Angela Merkel (CDU) et Peer Steinbrück (SPD), adversaires lors du débat télévisé. Et bientôt alliés ? (Crédits : Reuters)
La défaite électorale de la coalition autrichienne, les difficultés de la formation d'une grande coalition en Allemagne, les déboires de l'union nationale en Italie montrent combien cette solution politique jugée souvent idéale est lourde de dangers.

C'est une des marottes des observateurs politiques français : pour réformer le pays, rien ne serait plus souhaitable qu'une « grande coalition » entre les deux grands partis du pays. Suit alors inévitablement une référence à l'Allemagne. Ce mythe de l'union nationale n'est pas une spécificité française, il est également très présent au niveau européen.

En Italie comme en Grèce, c'est la solution qui a été imposée en 2011 par l'Europe pour tenter de réaliser les fameuses « réformes douloureuses, mais nécessaires » pour rassurer les marchés. Reste néanmoins à savoir si cette solution « miracle » en est réellement une.

L'efficacité économique en question : l'Italie

Sur le plan de l'efficacité économique, le bilan de ces « grandes coalitions » est assez mitigé. En Italie, le gouvernement Monti a réduit le déficit public, mais n'a pas réellement réalisé les grandes réformes structurelles qu'attendait le marché, malgré la large majorité que lui assurait son gouvernement technique. Le pays est entré en récession et la reprise reste chimérique. Quant au gouvernement Letta, politiquement faible, il n'a pratiquement pas mené de vraies réformes, compte tenu, il est vrai, du « poison » que représentait pour sa majorité l'affaire Berlusconi.

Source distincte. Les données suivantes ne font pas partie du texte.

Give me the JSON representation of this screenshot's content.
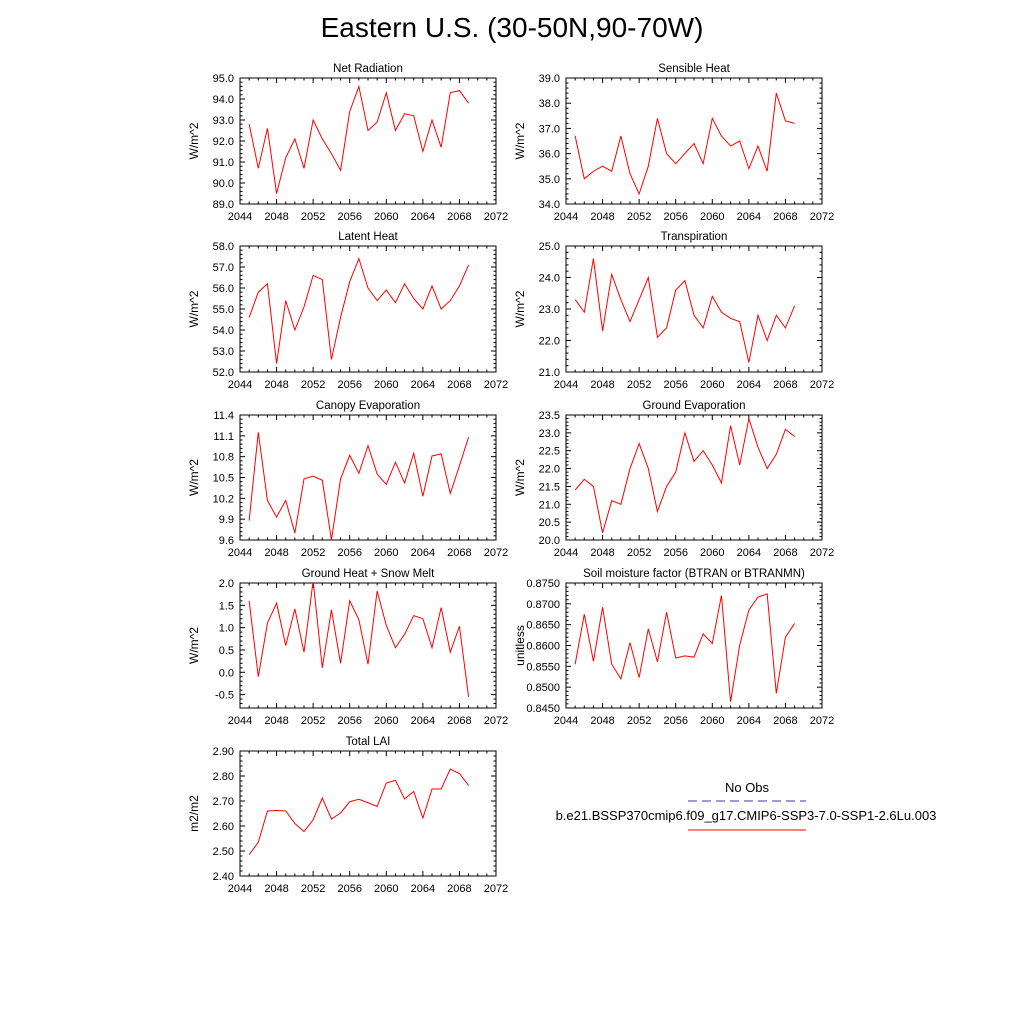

L'efficacité économique en question : la Grèce

En Grèce, Lukas Papademos n'a guère réalisé les réformes promises et le gouvernement Samaras, tout en prenant de violentes mesures d'austérité, ne satisfait pas entièrement aux vœux de la Troïka, notamment en ce qui concerne le programme de privatisation. Du reste, malgré deux ans de gouvernements d'union nationale, la Grèce ne pourra satisfaire aux critères du mémorandum l'an prochain et il faudra prévoir un troisième plan d'aide à Athènes avant la mi-2014.

L'efficacité économique en question : l'Allemagne

Mais même dans les pays qui se portent mieux, les « grandes coalitions » n'ont guère fait la preuve de leur efficacité. En Allemagne, les grandes réformes de l'ère Schröder ont été votées par une majorité de centre-gauche. La grande coalition de 2005-2009 n'a fait qu'achever les réformes prévues par l'Agenda 2010 qui auraient été sans doute poursuivies par d'autres alliances politiques.

Son bilan réformateur reste par ailleurs assez maigre et aux lendemains du krach de Lehman Brothers, on se souvient combien cette grande coalition a été lente à réagir.

L'efficacité économique en question : l'Autriche et les Pays-Bas

Dans d'autres pays, comme l'Autriche, la persistance d'une grande coalition n'a guère été en mesure de traiter le problème principal du pays, la fragilité de son système bancaire, dénoncée encore par Fitch vendredi dernier. Et si la grande coalition néerlandaise a été capable de prendre des mesures d'austérité et de réformes du secteur immobilier, elle n'a pas su sortir le pays du marasme économique où il s'enfonce actuellement.

Le bilan politique des grandes coalitions : l'Autriche

Si le bilan économique des grandes coalitions est mitigé, leur bilan politique est désastreux. Les évènements de ces derniers jours l'ont du reste clairement rappelé. En Autriche, pays qui a connu depuis 1945 36 ans de gouvernement de grande coalition, le principal parti d'extrême-droite, la FPÖ, a fait dimanche une nouvelle percée, progressant de 3,1 points par rapport à 2008.

Surtout, les deux partis de la grande coalition qui, en 2006, représentaient encore 70 % des voix n'en représentent plus que 50,9 %, un niveau historiquement faible.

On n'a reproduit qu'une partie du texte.